Raynard Packard describes himself as a ‘feral kid.’ Slipping into addiction Aside from the fun, Packard slipped into drug addiction as a teenager and was kicked out of high school in 1979 (although he apparently was a smart young rebel, since he passed the California High School Proficiency Exam, making him eligible for a college education). Packard’s skater buddies from his salad days, once a freewheeling posse of impoverished, straggly-haired California boys devoid of stable adult role models, are all currently in recovery from substance abuse or dead from it. Packard opted to quit this lifestyle and find stability by joining “Uncle Sam and his Green Machine,” i.e., the military, in 1985.
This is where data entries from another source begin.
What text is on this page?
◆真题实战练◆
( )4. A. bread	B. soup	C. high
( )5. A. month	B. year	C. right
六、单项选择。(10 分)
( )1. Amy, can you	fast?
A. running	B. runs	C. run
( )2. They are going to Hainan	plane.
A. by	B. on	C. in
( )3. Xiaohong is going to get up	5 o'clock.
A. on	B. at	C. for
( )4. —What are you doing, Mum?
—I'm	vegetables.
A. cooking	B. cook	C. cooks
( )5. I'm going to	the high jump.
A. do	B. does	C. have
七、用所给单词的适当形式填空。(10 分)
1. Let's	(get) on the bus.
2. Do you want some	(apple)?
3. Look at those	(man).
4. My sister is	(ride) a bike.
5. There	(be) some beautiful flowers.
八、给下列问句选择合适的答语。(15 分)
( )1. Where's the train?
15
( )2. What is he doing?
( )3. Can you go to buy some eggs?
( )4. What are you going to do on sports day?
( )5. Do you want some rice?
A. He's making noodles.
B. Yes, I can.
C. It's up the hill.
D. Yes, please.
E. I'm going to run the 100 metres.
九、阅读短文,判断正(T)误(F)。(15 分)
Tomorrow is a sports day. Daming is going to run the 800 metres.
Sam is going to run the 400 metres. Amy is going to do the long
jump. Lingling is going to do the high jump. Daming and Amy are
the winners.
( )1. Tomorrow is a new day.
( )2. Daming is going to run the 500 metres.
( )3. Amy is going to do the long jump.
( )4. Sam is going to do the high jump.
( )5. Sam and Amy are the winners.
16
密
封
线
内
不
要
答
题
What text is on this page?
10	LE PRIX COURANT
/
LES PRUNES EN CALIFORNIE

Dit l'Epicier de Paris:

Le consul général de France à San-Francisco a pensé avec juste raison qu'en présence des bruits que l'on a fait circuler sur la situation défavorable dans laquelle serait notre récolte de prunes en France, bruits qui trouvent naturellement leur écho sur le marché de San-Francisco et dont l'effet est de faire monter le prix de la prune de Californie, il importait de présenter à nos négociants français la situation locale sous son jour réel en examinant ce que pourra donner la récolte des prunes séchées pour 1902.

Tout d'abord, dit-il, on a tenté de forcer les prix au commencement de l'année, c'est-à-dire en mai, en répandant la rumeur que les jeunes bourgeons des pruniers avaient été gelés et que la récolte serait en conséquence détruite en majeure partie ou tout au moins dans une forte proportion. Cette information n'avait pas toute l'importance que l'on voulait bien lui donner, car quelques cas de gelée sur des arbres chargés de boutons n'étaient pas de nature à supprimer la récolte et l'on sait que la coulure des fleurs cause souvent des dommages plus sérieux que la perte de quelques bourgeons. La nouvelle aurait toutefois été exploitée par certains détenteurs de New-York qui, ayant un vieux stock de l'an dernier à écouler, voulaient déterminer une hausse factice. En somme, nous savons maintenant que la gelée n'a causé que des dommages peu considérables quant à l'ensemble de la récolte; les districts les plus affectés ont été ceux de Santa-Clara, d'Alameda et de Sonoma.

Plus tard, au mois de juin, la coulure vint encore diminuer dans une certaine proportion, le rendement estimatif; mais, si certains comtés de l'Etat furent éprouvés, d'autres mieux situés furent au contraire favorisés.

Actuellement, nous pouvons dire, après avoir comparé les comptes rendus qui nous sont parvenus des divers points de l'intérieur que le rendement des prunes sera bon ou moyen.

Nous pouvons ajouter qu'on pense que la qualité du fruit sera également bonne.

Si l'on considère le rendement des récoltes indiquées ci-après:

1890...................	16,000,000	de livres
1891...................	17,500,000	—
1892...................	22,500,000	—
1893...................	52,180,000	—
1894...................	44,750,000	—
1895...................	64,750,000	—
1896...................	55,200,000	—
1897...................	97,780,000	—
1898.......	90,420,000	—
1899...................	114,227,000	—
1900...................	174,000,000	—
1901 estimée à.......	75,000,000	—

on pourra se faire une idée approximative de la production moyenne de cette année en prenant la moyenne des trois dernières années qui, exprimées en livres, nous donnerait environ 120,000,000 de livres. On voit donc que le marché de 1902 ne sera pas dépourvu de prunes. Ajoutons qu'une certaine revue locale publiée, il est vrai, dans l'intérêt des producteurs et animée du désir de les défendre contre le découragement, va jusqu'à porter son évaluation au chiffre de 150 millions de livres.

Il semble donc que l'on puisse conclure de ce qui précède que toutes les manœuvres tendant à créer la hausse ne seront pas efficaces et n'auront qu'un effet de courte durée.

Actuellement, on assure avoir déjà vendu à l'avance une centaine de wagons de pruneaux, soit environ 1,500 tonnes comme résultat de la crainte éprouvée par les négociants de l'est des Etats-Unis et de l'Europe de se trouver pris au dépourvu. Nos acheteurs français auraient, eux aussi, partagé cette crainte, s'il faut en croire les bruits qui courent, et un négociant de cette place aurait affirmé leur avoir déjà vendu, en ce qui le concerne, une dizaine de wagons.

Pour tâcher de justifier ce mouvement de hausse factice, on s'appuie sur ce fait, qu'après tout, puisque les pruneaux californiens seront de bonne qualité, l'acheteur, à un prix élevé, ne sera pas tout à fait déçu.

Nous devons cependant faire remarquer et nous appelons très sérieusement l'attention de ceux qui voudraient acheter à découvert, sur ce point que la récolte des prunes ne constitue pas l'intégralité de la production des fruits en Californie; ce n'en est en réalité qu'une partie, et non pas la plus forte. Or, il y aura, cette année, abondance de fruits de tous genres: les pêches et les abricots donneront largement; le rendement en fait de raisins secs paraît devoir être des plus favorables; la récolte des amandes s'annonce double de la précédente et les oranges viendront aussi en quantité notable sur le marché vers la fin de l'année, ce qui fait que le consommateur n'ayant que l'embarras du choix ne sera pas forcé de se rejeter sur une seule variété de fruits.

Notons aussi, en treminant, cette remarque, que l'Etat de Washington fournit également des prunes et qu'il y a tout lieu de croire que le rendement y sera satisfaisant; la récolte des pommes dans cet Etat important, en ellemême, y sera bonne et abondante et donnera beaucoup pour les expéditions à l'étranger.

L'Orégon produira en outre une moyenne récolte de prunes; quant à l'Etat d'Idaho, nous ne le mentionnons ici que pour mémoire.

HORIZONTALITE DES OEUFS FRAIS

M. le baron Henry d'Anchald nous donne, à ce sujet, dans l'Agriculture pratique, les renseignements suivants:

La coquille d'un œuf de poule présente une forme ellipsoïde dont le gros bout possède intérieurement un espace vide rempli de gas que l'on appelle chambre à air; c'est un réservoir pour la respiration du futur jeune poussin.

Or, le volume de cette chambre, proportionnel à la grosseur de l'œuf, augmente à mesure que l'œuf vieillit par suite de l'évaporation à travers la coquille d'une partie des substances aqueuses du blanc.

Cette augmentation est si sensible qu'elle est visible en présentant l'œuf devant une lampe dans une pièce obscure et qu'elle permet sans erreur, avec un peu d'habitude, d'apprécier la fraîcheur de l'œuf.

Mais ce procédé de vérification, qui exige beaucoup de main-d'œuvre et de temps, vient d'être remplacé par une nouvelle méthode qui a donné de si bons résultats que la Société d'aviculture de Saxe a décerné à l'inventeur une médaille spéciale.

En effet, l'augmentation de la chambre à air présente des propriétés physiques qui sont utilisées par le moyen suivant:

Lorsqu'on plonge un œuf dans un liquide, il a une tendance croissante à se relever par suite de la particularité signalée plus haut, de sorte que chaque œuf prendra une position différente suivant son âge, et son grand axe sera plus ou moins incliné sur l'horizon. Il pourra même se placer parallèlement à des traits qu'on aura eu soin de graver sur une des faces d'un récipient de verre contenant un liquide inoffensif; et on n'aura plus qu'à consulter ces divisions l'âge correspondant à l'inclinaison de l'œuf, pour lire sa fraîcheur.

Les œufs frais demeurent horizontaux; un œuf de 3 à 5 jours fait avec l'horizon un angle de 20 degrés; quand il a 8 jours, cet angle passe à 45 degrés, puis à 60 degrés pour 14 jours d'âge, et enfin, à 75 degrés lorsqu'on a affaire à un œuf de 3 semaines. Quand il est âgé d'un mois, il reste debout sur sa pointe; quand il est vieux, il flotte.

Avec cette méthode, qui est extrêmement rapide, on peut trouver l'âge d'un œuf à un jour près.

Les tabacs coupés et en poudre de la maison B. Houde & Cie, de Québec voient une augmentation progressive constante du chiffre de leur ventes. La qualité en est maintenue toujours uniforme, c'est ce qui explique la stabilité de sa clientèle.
“It was the structure and the parenting I’d never had,” Packard says. “I was airborne. I thought it was very sexy.” As a paratrooper in the 18th Airborne Corps during the Desert Shield/Desert Storm era, Packard missed combat, staying “in the rear, with the gear” at Fort Bragg and earning a maroon beret. The experience would eventually lead him to adopt certain military traditions for his work at the Packard Institute, such as awarding dog tags stamped with each client’s personal credo to those who have reached a personal milestone in their battle with addiction. Packard was dismissed from the military for drinking in 1990 and, upon returning to his hometown of Akron, lapsed back into addiction until he finally “crashed and burned.” He checked into recovery in 1992. “I came into the loving embrace of the recovery community,” Packard says.